Baljit Basra and Alex Loxton analyse changes to the 'fitness obligations brought in by The Homes (Fitness for Human Habitation) Act 2018 and predict an increase in the volume of claims.
On 20 December 2018 we saw The Homes (Fitness for Human Habitation) Act 2018 receive Royal Assent with introductory changes implemented on 20 March 2019.
After a year’s grace, the Act now amends the current implied “fitness obligations” under the Landlord and Tenant Act 1985, so it will apply to all new and existing periodic or secure tenancies as from 20 March 2020.
What does that mean for you as a Registered Provider and/or a local authority landlord?
The new Section 9A(1) of the Landlord and Tenant Act 1985 requires you to let properties that are “fit for human habitation”. You must ensure that all dwellings let under an assured (shorthold) or secure tenancy are:
- fit for human habitation at the time the lease is granted or otherwise created or if later, at the beginning of the term of the lease; and
- will remain fit for human habitation during the term of the lease.
This covenant will also apply to all parts of the building that you hold an interest or estate in, e.g. common parts or retained parts (the outside walls, windows and roof). Should you fail to comply, then your tenants will have a right to take action.
There are of course exceptions and/or potential defences that you can rely on which include the following:
- Where “unfitness” has been caused by a tenant’s failure to behave in a tenant-like manner.

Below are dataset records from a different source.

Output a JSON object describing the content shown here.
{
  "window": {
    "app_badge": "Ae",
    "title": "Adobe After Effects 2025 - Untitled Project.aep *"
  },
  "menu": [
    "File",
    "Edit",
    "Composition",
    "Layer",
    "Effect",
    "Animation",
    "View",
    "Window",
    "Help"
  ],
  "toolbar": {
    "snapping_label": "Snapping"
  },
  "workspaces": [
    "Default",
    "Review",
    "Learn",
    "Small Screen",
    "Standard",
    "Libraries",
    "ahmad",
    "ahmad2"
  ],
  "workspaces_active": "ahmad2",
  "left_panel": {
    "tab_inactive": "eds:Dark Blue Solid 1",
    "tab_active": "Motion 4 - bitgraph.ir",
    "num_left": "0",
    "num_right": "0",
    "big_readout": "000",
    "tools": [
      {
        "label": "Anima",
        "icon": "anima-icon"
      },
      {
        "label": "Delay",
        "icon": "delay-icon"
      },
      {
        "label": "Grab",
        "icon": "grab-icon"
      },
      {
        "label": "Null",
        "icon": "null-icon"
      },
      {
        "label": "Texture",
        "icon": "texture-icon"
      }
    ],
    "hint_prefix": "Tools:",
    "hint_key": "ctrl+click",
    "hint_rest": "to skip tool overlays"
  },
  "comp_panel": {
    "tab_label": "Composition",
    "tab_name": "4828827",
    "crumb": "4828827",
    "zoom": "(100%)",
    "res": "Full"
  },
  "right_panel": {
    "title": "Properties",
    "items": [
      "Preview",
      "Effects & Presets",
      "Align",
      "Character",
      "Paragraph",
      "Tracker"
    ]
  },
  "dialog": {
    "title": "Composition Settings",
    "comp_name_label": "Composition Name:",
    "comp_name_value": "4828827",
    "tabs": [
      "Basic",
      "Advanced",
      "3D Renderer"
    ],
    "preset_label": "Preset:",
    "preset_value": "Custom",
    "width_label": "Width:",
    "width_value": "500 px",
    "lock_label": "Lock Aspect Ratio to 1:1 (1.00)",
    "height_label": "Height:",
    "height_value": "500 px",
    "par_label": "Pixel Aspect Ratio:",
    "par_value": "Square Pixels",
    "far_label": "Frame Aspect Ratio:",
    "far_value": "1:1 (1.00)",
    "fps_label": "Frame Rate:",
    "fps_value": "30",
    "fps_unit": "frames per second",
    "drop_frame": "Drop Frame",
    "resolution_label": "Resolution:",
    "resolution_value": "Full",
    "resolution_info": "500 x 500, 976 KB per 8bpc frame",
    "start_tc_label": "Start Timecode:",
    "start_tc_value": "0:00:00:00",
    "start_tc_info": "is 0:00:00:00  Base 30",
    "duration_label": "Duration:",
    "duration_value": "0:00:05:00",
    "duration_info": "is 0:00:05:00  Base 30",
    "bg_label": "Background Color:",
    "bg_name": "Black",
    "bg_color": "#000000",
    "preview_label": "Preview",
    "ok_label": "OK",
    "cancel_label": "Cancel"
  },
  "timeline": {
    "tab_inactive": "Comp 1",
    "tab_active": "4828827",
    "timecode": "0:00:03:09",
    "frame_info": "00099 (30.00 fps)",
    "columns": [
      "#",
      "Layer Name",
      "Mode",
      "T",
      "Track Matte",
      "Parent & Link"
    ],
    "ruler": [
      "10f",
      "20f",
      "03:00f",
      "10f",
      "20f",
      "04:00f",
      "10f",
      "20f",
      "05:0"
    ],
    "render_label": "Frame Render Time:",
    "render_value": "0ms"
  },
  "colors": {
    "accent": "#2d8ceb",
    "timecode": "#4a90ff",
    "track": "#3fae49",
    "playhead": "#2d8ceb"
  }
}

- Where the damage has been caused by an inevitable act e.g. fire, storm or flood.
- Where carrying out works requires a third party consent or where by carrying out the work you would be breaching other regulations and/or enactments, for example, planning permission and/or buildings consent.
What does “fit for habitation” cover?
The amended Section 10 comprises of a list of conditions that could make a property “unfit for human habitation” and that list includes:
- freedom from damp
- internal arrangement
- natural lighting
- water supply
- drainage and sanitary conveniences
- facilities for preparation and cooking of food and for the disposal of wastewater and any prescribed hazard.
We expect to see the volume of claims for compensation being brought by tenants' solicitors to increase rapidly which will impact on your budgets and capacity to carry out works.
Consequently, we have already seen a revised version of The Pre-Action Protocol for Possession Claims by Social Landlords. The renaming of the protocol is arguably the most obvious change. The protocol has now been renamed, the “Pre- Action Protocol for Housing Condition Cases (England)”. In addition, all references to ‘housing disrepair’ have been replaced by “housing conditions” throughout.
Apart from some very minor wording tweaks in Annex A and B, the protocol remains the same. It is also important to note that the Pre-Action Protocol for Housing disrepair in Wales has remained the same.